Prise d'un pressentiment, elle se tourna vers le premier élève venu et lui attrapa le bras ; il la regarda avec surprise, et sembla un instant croire qu'elle voulait lui demander son numéro car il afficha un petit sourire suffisant parfaitement insupportable. Et après on s'étonnait qu'aucun des garçons du lycée ne l'intéresse... Agacée, Lym lui montra la barrière d'un geste.
- Tu vois le trou, là ? Tu penses qu'on peut s'enfuir par là ?
- Le... trou ? répéta l'autre en haussant les sourcils, surprit. Euh... Si tu voulais me parler, tu pouvais juste me demander mon nom. Moi c'est Magnifique Pince Charmant, et toi ?
Lym eut un soupir. D'accord, donc, de un, il ne voyait pas la barrière, et de deux, elle était tombée sur le plus lourd de l'école.
- Tu peux partir, merci.
- Euh, je m'appelle pas vraiment comme àa, hein, s'empressa d'ajouter l'autre, l'air inquiet. Je m'appelle Elliott. Et mon numéro c'est zéro six cinquante...
- Au revoir Prince pas du tout Charmant !
Elle le poussa pour l'éloigner, sur les nerfs à cause de tout ce qui arrivait. Comme d'habitude, personne n'allait la croire. Elle donna un coup de pied dans un emballage qui traînait par terre et le foudroya du regard, mais il ne réagit pas. Il aurait au moins pu lui rendre son regard – ah, non. C'était un emballage. Il n'avait pas d'yeux. Lym grogna.
- Emballage stupide, tu peux pas comprendre.
La jeune fille repoussa ses cheveux roux dans son dos et se tourna vers Sofy, qui la regardait avec stupéfaction.
- Lym... Tu es en train de parler à du plastique.
- Désolée. Je suis crevée. Mais tu as vu ? Il ne le voit pas ! Il ne voit rien du tout !

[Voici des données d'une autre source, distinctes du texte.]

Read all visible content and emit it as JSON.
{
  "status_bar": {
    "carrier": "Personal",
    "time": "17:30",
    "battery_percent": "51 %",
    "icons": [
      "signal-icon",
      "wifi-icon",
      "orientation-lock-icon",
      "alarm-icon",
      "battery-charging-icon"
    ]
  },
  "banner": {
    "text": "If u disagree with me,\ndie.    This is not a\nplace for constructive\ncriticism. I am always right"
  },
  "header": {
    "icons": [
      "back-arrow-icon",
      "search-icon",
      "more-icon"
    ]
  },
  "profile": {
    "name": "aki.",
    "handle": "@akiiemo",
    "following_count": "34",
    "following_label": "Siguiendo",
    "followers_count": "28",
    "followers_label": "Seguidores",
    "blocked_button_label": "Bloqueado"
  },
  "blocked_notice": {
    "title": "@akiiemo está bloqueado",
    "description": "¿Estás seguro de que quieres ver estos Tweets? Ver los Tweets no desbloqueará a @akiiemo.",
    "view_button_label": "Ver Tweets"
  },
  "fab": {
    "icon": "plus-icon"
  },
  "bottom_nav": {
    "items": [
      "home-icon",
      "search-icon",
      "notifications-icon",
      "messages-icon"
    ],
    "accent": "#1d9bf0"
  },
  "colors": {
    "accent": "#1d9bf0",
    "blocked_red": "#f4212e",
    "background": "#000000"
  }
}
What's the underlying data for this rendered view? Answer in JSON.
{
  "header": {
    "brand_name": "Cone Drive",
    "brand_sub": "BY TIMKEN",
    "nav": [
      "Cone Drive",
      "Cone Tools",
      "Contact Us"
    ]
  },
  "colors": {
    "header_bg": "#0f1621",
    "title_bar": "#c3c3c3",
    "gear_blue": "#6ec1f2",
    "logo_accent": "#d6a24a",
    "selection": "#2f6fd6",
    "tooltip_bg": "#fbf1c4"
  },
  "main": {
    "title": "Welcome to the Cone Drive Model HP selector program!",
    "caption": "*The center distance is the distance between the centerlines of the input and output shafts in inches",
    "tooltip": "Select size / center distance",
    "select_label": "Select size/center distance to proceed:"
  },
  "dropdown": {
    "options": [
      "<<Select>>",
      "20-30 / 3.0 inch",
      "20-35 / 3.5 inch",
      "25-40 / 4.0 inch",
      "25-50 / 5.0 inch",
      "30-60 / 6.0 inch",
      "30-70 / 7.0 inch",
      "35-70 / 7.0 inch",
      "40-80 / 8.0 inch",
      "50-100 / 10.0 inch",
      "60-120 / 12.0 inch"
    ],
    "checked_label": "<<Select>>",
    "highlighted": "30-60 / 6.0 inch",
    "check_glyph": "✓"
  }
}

- Bon, Lym, calme-toi. Zen. Respire. Je t'avais déjà dit de commencer des cours de yoga. Tu...
Mais Lym ne l'écoutait déjà plus ; elle avait été alertée par quelque chose, et, cette fois, ce n'était pas un emballage de chips. Son regard s'égara dans la foule des élèves qui couraient et discutaient dans la cour du lycée, et soudain elle le vit. Un garçon, lui tournant le dos, s'éloignait d'un pas énergique vers l'arrière du bâtiment des sciences ; il portait un large sweat bleu ardoise, et avait relevé sa capuche sur sa tête, les mains dans les poches, l'air tout à fait à son aise. Pourtant, il n'était apparemment pas un élève du lycée.
Elle vit alors le sac qu'il portait sur son épaule ; le symbole qui était frappé sur le tissu la figea sur place. L'œil étrange qu'elle avait vu la veille... sur le sac du garçon qui faisait fondre la barrière. Il portait également le même sweat. C'était lui : le garçon aux mains de feu qui avait disparu miraculeusement.